Hakak explains that because of the lack of special prison and detention centers for women in many provinces, female suspects are usually handed over to so-called guarantors or protectors for temporary custody until their court cases can be concluded.
Such guarantors -- appointed by the courts -- are usually a man, often a powerful, high-ranking official. Hakak says the practice is "completely unacceptable, as it leaves the woman vulnerable to all kinds of abuse and exploitation, and there is no one to defend her."
The IHRC says that in one case, a guarantor in the eastern Logar Province raped a young teenage suspect under his custody.
A woman prisoner in Shiberghan prison with her children.
Hakak says opening separate jails for women in modern facilities only solves some of the problems facing female prisoners in Afghanistan.
A major outstanding issue, he says, is the violation of women prisoners' legal rights.
Among Afghanistan's 500 or so female inmates, dozens were convicted of murder or theft. But many others were imprisoned for crimes of morality that aren't actually listed as a criminal offense in the country's Penal Code.
There are numerous cases when women were sent to jail for escaping from their abusive husbands and in-laws, or for merely chatting with men who were not their relatives. "Leaving your home is not a punishable crime by the law, so such cases are referred to Shari'a laws, and women get sentenced for immoral behavior," Hakak says.
Resigned To Their Fate
Abandoned by relatives, and with nowhere else to turn, many female suspects find themselves unable to pay for a lawyer to defend them. Many simply don't know their rights or have no idea how to seek legal advice.
"There are so many women who succumb to court rules because they don't know how to defend themselves," Hakak says. "They pay a heavy price for something they might not have done."
Women prisoners work at a carpet loom inside a prison in Herat.
If prison is their fate, steps are now being taken to make sure some good can come out of it.
Deputy Justice Minister Mohammad Qasim Hashimzai, for example, says that several nongovernmental organizations are engaged in "helping women prisoners in learning new skills so they can more easily reintegrate into society after they're released from jail."
But many imprisoned women are skeptical about whether they will ever be able rebuild their lives or be accepted back into Afghanistan's deeply conservative society.
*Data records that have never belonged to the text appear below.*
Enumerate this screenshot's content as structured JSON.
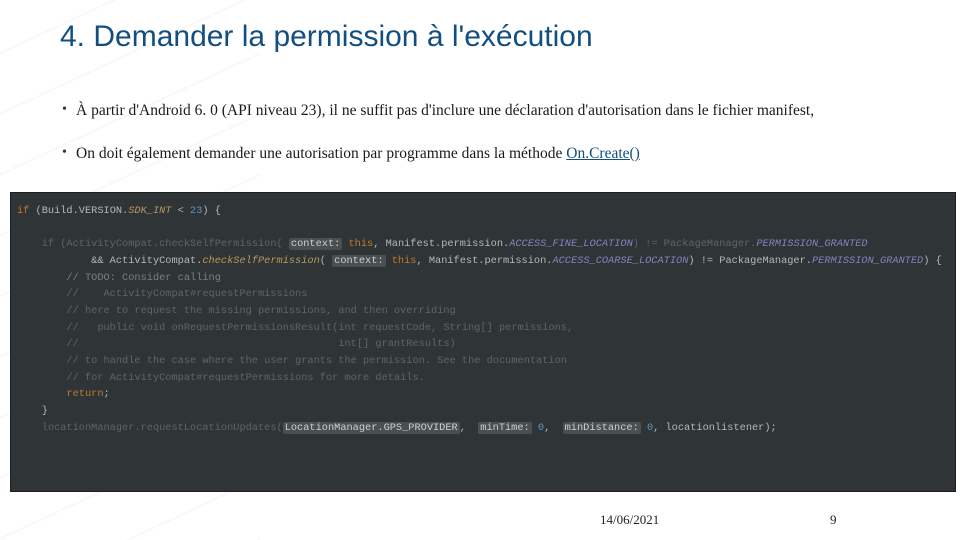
{
  "title": "4. Demander la permission à l'exécution",
  "bullets": [
    "À partir d'Android 6. 0 (API niveau 23), il ne suffit pas d'inclure une déclaration d'autorisation dans le fichier manifest,",
    "On doit également demander une autorisation par programme dans la méthode "
  ],
  "link_text": "On.Create()",
  "code": {
    "l1a": "if",
    "l1b": " (Build.VERSION.",
    "l1c": "SDK_INT",
    "l1d": " < ",
    "l1e": "23",
    "l1f": ") {",
    "l2": "",
    "l3a": "    if (ActivityCompat.checkSelfPermission( ",
    "l3b": "context:",
    "l3c": " this",
    "l3d": ", Manifest.permission.",
    "l3e": "ACCESS_FINE_LOCATION",
    "l3f": ") != PackageManager.",
    "l3g": "PERMISSION_GRANTED",
    "l4a": "            && ActivityCompat.",
    "l4b": "checkSelfPermission",
    "l4c": "( ",
    "l4d": "context:",
    "l4e": " this",
    "l4f": ", Manifest.permission.",
    "l4g": "ACCESS_COARSE_LOCATION",
    "l4h": ") != PackageManager.",
    "l4i": "PERMISSION_GRANTED",
    "l4j": ") {",
    "l5": "        // TODO: Consider calling",
    "l6": "        //    ActivityCompat#requestPermissions",
    "l7": "        // here to request the missing permissions, and then overriding",
    "l8": "        //   public void onRequestPermissionsResult(int requestCode, String[] permissions,",
    "l9": "        //                                          int[] grantResults)",
    "l10": "        // to handle the case where the user grants the permission. See the documentation",
    "l11": "        // for ActivityCompat#requestPermissions for more details.",
    "l12a": "        ",
    "l12b": "return",
    "l12c": ";",
    "l13": "    }",
    "l14a": "    locationManager.requestLocationUpdates(",
    "l14b": "LocationManager.GPS_PROVIDER",
    "l14c": ",  ",
    "l14d": "minTime:",
    "l14e": " 0",
    "l14f": ",  ",
    "l14g": "minDistance:",
    "l14h": " 0",
    "l14i": ", locationlistener);"
  },
  "date": "14/06/2021",
  "page": "9"
}
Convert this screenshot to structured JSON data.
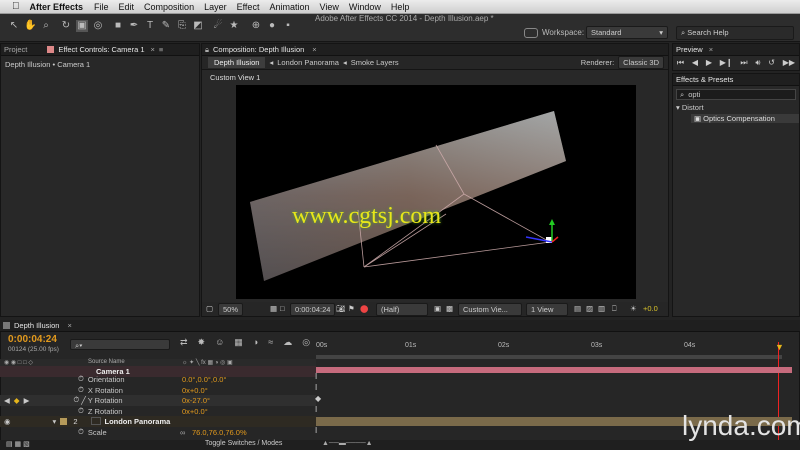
{
  "menubar": {
    "app": "After Effects",
    "items": [
      "File",
      "Edit",
      "Composition",
      "Layer",
      "Effect",
      "Animation",
      "View",
      "Window",
      "Help"
    ]
  },
  "window_title": "Adobe After Effects CC 2014 - Depth Illusion.aep *",
  "workspace": {
    "label": "Workspace:",
    "value": "Standard"
  },
  "search_help": "Search Help",
  "left_panel": {
    "tabs": [
      "Project",
      "Effect Controls: Camera 1"
    ],
    "breadcrumb": "Depth Illusion • Camera 1"
  },
  "comp_panel": {
    "tab": "Composition: Depth Illusion",
    "crumbs": [
      "Depth Illusion",
      "London Panorama",
      "Smoke Layers"
    ],
    "renderer_label": "Renderer:",
    "renderer": "Classic 3D",
    "view_label": "Custom View 1"
  },
  "viewer_bar": {
    "zoom": "50%",
    "time": "0:00:04:24",
    "resolution": "(Half)",
    "view": "Custom Vie...",
    "views": "1 View",
    "exposure": "+0.0"
  },
  "preview": {
    "title": "Preview"
  },
  "effects": {
    "title": "Effects & Presets",
    "search": "opti",
    "category": "Distort",
    "item": "Optics Compensation"
  },
  "timeline": {
    "tab": "Depth Illusion",
    "timecode": "0:00:04:24",
    "frames": "00124 (25.00 fps)",
    "col_source": "Source Name",
    "toggle": "Toggle Switches / Modes",
    "ruler": [
      "00s",
      "01s",
      "02s",
      "03s",
      "04s"
    ],
    "rows": [
      {
        "name": "Camera 1",
        "value": ""
      },
      {
        "name": "Orientation",
        "value": "0.0°,0.0°,0.0°"
      },
      {
        "name": "X Rotation",
        "value": "0x+0.0°"
      },
      {
        "name": "Y Rotation",
        "value": "0x-27.0°"
      },
      {
        "name": "Z Rotation",
        "value": "0x+0.0°"
      },
      {
        "num": "2",
        "name": "London Panorama",
        "value": ""
      },
      {
        "name": "Scale",
        "value": "76.0,76.0,76.0%"
      }
    ]
  },
  "watermark": "www.cgtsj.com",
  "brand": "lynda.com"
}
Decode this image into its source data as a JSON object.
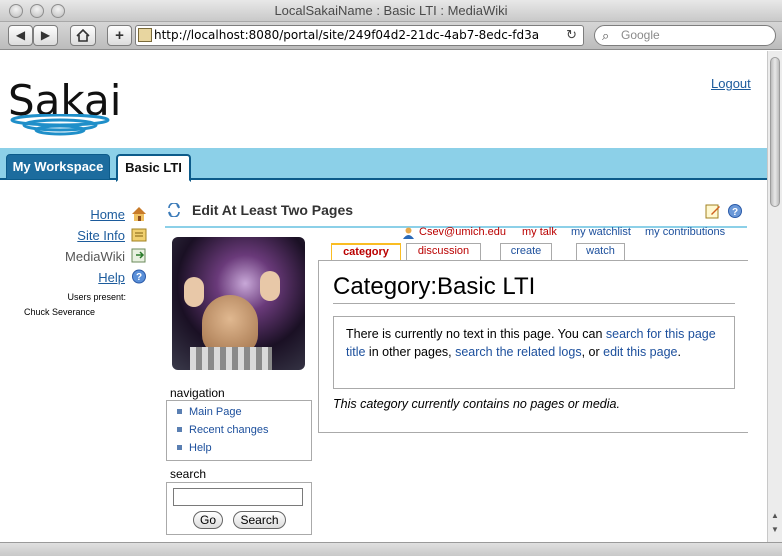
{
  "window": {
    "title": "LocalSakaiName : Basic LTI : MediaWiki",
    "url": "http://localhost:8080/portal/site/249f04d2-21dc-4ab7-8edc-fd3a",
    "search_placeholder": "Google"
  },
  "header": {
    "logo_text": "Sakai",
    "logout_label": "Logout"
  },
  "site_tabs": [
    {
      "label": "My Workspace"
    },
    {
      "label": "Basic LTI"
    }
  ],
  "left_nav": {
    "items": [
      {
        "label": "Home",
        "icon": "home-icon"
      },
      {
        "label": "Site Info",
        "icon": "site-info-icon"
      },
      {
        "label": "MediaWiki",
        "icon": "mediawiki-icon"
      },
      {
        "label": "Help",
        "icon": "help-icon"
      }
    ],
    "users_present_label": "Users present:",
    "users": [
      "Chuck Severance"
    ]
  },
  "tool": {
    "title": "Edit At Least Two Pages"
  },
  "wiki": {
    "personal_links": [
      "Csev@umich.edu",
      "my talk",
      "my watchlist",
      "my contributions"
    ],
    "tabs": [
      {
        "label": "category"
      },
      {
        "label": "discussion"
      },
      {
        "label": "create"
      },
      {
        "label": "watch"
      }
    ],
    "page_title": "Category:Basic LTI",
    "notice": {
      "text_1": "There is currently no text in this page. You can ",
      "link_1": "search for this page title",
      "text_2": " in other pages, ",
      "link_2": "search the related logs",
      "text_3": ", or ",
      "link_3": "edit this page",
      "text_4": "."
    },
    "empty_note": "This category currently contains no pages or media.",
    "navigation": {
      "title": "navigation",
      "items": [
        "Main Page",
        "Recent changes",
        "Help"
      ]
    },
    "search": {
      "title": "search",
      "go_label": "Go",
      "search_label": "Search",
      "value": ""
    }
  },
  "colors": {
    "accent": "#8cd0e8",
    "tab_active_border": "#0c5b8a",
    "link": "#1c4f9c",
    "wiki_red_link": "#ba0000"
  }
}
Even close relatives distance themselves from a woman who has "dishonored" the family by being sentenced to prison.
Honor is a sensitive issue in Afghanistan. Maryam, a 9-year-old girl who lives in Badam Bagh along with her imprisoned mother, knows that too well.
"Everything is good in prison but living here harms one's reputation," Maryam says. "Women outside might say about my mother, 'Perhaps she wasn't a good woman that she has been imprisoned.'"
The stigma is also shared by some 50 children who live in Badam Bagh alongside their convicted mothers. Ten-year-old Qais, whose mother has been imprisoned for crimes of morality, says he, too, "must have done something very wrong."
"I have learned my lesson inside the prison," Qais says. "I won't commit a crime. I would like to be free."